Legionnaires’ disease is an infection spread through inhalation of droplets/aerosols through contaminated artificial water systems such as air conditioning units, cooling towers, whirlpool spas, and shower units. It can cause a severe form of pneumonia that can be life threatening.
The risk of infection is greatest in those with risk factors staying in poorly maintained accommodation.
- age over 50 years
- current or previous smokers
- excess alcohol consumption
- chronic heart, lung, kidney or liver disease
- suppressed immune system due to medication or disease.
Prior to travel you should check if there are any recent known outbreaks at your destination. News items on the individual country pages of fitfortravel will detail any recent outbreaks. A surveillance system for infection exists in Europe. Accommodation where the infection has been reported is published online and can be accessed on the ECDC website
- Flushing through showers with hot water, before entering the shower, in hotels or institutions when they have not been used recently may help.
- Seek medical advice promptly if any symptoms of infection develop, including up to 2 weeks after travel.
There is no vaccine to protect against Legionnaires’ disease.
Legionella disease is caused by legionella bacteria, found worldwide in fresh water environments, both natural and man-made, and in damp soil, compost and mud.

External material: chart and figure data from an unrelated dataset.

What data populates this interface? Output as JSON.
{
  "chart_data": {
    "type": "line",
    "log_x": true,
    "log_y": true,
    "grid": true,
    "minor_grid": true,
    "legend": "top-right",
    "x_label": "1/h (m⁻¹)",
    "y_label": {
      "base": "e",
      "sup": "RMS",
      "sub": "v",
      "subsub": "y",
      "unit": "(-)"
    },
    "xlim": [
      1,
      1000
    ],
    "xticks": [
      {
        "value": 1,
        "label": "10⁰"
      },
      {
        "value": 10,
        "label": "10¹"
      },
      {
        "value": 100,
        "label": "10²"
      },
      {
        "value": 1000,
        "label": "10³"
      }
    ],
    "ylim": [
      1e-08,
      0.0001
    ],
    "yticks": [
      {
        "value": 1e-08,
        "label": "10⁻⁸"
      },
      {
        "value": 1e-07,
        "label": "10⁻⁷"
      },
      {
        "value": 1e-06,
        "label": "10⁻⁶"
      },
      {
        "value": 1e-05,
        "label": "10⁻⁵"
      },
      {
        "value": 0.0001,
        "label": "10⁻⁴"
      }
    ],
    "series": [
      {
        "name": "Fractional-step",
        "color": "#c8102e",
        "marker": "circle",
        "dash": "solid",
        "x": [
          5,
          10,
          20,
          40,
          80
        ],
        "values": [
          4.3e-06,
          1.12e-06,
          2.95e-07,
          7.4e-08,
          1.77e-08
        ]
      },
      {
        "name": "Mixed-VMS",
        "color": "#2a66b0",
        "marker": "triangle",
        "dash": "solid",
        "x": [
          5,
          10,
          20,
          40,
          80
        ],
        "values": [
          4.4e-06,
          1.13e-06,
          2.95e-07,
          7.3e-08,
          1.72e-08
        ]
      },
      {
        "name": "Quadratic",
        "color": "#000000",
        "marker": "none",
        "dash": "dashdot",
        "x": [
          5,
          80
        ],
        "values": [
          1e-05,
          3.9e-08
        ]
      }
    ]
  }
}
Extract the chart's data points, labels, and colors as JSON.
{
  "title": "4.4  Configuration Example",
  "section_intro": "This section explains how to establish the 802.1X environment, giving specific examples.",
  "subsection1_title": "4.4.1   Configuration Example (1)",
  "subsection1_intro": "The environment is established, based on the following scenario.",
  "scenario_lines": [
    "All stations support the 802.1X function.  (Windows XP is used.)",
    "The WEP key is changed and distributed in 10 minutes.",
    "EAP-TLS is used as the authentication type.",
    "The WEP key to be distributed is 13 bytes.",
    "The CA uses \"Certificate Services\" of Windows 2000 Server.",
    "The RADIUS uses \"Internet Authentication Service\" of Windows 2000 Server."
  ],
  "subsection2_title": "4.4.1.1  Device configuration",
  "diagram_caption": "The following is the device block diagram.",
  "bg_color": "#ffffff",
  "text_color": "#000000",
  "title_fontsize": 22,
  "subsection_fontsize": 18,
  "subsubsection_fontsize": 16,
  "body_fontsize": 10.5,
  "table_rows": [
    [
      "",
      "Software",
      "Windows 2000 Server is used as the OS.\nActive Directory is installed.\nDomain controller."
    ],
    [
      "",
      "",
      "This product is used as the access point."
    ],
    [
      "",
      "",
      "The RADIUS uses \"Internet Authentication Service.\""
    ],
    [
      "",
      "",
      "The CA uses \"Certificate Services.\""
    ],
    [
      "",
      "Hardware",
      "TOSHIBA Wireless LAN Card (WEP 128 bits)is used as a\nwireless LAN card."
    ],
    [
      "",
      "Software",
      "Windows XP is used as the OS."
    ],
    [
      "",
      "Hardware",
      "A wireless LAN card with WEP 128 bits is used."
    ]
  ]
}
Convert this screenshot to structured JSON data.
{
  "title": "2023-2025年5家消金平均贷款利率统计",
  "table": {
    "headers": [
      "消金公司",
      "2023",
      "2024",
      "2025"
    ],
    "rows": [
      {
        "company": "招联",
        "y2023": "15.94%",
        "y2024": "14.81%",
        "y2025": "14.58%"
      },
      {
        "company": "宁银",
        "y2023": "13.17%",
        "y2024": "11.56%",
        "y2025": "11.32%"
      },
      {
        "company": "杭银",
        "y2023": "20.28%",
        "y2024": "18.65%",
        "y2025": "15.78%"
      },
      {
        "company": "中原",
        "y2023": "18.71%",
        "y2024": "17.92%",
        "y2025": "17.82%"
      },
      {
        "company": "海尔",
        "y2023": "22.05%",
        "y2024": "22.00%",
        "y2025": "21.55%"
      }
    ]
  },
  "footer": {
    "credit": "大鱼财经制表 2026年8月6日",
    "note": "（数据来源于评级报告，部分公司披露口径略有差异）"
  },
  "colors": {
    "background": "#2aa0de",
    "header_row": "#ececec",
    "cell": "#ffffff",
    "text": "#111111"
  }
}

Infection occurs when infected droplets/aerosols are inhaled. These aerosols are often generated in contaminated artificial water systems such as air conditioning units, cooling towers, whirlpool spas, fountains and shower units.
Infection is not spread person to person.
Between 2 and 10 days after becoming infected flu-like symptoms (fever, headache, loss of appetite, sore muscles, tiredness) occur and may be accompanied by confusion. Cough, shortness of breath and pains in the chest occur as pneumonia develops.
Anyone can catch Legionnaires’ disease, but it is more common and severe in those with risk factors (as above).
Legionnaires’ Disease needs prompt treatment with antibiotics. Antibiotic treatment usually lasts 1 to 3 weeks.